2. You bounce out of the bottom of your squat. To benefit from squats, you need to stay in control throughout the entire movement. “Often, people use momentum to return to standing,” says Luciani. Trouble is, this bounce means you’re not in control, and, “if you lose control at any point during a squat, you greatly increase your risk of injury,” she explains.
If you bounce out of the bottom of bodyweight squats, incorporate box squats—which involve squatting down onto a box or chair and coming to a complete stop before rising back up—to build strength, Luciani suggests. (Isometric squats help, too.) If you bounce up out of weighted squats, lighten up your load.
3. Your knees collapse inward. Friendly reminder: At no point during a squat should you look like you’re doing the stanky leg. However, if your glutes don’t fire up properly, you’ll have a hard time keeping your knees pressing outward, Miranda says.
Before you squat, warm up with a few sets of 12 to 20 glute bridges to “wake up” your glutes, suggests Miranda.
4. Your chest drops forward. Throughout a squat, you want to keep your chest as upright and proud as possible.“Whenthe chest starts to dump forward, it puts your lower-back in a not-so-good position,” says Miranda.
Often, this whole chest-drop situation occurs when you try to squat lower than your mobility allows, she explains.

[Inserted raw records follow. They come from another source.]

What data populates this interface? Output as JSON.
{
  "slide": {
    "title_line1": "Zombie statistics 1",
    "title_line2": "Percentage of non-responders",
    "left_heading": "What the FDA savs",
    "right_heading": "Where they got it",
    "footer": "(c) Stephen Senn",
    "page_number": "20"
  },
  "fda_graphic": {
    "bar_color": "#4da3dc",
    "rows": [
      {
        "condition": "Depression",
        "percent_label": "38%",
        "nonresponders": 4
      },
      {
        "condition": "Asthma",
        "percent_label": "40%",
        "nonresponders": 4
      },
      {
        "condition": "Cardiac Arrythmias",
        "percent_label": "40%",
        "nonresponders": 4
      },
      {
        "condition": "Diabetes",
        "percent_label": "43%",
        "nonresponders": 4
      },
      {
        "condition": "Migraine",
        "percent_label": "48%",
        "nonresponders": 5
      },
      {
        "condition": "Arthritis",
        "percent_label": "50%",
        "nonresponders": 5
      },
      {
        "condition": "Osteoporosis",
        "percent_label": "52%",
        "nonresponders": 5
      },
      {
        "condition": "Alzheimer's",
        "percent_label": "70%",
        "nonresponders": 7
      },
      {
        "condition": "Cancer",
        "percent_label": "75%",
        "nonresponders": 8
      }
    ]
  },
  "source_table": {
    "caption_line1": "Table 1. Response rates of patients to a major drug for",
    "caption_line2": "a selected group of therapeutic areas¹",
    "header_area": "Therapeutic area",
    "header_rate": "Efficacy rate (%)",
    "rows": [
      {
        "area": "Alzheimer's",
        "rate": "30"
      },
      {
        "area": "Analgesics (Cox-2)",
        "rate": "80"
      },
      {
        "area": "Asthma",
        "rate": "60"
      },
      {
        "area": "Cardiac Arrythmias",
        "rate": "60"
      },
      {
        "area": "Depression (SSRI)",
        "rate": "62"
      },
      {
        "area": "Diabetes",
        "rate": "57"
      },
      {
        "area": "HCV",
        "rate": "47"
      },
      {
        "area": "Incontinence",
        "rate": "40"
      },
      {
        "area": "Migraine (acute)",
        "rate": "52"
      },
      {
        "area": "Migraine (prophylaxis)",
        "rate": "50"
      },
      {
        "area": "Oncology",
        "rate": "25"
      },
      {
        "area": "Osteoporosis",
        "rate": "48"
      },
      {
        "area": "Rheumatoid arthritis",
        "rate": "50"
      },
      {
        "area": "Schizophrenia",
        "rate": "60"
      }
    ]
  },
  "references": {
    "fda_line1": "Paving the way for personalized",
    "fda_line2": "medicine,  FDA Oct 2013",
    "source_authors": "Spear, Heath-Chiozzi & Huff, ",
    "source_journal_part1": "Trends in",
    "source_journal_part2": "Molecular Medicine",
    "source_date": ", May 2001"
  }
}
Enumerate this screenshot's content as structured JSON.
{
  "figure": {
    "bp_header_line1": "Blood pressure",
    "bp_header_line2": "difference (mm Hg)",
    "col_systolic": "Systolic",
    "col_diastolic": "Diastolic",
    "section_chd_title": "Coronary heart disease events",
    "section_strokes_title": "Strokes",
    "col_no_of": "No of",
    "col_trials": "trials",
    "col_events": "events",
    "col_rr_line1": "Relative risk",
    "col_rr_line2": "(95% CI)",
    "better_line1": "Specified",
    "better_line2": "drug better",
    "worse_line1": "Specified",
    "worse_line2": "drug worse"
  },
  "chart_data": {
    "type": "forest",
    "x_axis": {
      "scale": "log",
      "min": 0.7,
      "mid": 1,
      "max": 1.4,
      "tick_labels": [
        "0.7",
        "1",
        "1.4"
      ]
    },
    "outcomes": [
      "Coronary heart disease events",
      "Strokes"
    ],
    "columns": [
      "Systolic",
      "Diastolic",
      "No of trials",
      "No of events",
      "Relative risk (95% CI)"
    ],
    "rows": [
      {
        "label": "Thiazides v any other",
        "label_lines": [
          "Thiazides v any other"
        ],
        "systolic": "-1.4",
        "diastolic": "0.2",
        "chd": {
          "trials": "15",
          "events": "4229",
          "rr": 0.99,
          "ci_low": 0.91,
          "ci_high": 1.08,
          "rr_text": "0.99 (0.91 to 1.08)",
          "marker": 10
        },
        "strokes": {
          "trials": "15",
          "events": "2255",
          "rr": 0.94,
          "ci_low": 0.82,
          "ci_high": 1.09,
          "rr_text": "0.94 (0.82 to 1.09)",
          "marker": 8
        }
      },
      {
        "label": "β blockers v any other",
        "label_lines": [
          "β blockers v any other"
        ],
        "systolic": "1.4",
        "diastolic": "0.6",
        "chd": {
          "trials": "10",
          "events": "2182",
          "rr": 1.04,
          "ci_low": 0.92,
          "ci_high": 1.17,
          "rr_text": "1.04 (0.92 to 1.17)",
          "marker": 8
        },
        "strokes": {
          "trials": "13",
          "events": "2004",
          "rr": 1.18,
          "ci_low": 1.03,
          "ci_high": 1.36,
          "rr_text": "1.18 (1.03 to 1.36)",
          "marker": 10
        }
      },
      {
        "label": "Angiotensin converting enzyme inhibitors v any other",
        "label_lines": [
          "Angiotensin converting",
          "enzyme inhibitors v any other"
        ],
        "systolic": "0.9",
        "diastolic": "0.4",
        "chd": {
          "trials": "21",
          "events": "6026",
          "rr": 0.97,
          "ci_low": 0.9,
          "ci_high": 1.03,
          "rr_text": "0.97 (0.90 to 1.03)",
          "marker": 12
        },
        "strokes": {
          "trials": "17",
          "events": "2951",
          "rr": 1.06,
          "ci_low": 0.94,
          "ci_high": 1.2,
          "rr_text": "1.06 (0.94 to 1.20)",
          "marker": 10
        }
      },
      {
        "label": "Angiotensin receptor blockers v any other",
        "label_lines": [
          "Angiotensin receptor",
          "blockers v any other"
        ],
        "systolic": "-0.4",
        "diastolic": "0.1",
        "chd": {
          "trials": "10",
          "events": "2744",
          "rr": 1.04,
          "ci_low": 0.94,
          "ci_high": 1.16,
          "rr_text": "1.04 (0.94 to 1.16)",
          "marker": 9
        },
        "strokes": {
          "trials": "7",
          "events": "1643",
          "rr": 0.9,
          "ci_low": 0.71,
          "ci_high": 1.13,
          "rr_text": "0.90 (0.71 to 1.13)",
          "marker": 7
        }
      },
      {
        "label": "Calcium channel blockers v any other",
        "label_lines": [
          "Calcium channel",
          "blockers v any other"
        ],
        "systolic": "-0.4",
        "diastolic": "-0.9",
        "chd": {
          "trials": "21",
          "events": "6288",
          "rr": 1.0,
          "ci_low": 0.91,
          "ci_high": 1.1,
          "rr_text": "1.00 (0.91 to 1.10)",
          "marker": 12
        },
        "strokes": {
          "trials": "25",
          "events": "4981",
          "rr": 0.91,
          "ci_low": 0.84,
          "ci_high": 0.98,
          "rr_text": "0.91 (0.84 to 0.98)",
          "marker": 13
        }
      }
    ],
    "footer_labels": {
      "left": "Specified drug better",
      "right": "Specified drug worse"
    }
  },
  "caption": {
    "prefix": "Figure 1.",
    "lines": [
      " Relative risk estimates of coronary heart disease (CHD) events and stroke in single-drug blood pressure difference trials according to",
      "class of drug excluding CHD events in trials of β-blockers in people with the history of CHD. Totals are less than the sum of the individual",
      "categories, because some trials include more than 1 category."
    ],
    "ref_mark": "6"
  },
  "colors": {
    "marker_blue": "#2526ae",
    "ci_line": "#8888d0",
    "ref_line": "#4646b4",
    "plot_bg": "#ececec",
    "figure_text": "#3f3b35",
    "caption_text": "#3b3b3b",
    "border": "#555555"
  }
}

Either give yourself permission to keep your squats a little shallower, or talk to a PT about your mobility.
Think you’re ready to level up your squat game? These more difficult squat variations are for you.
Once you know your bodyweight squat form is a 10 (check with a trainer, if you can) and you can churn out more than a few reps before starting to fatigue, you’re ready to up the challenge, says Luciani.
“Advance the movement when you feel incredibly powerful and capable doing regular squats,” she adds. Have a kettlebell on-hand? Try goblet squats. Want to work on your single-leg strength? Go for modified pistol squats.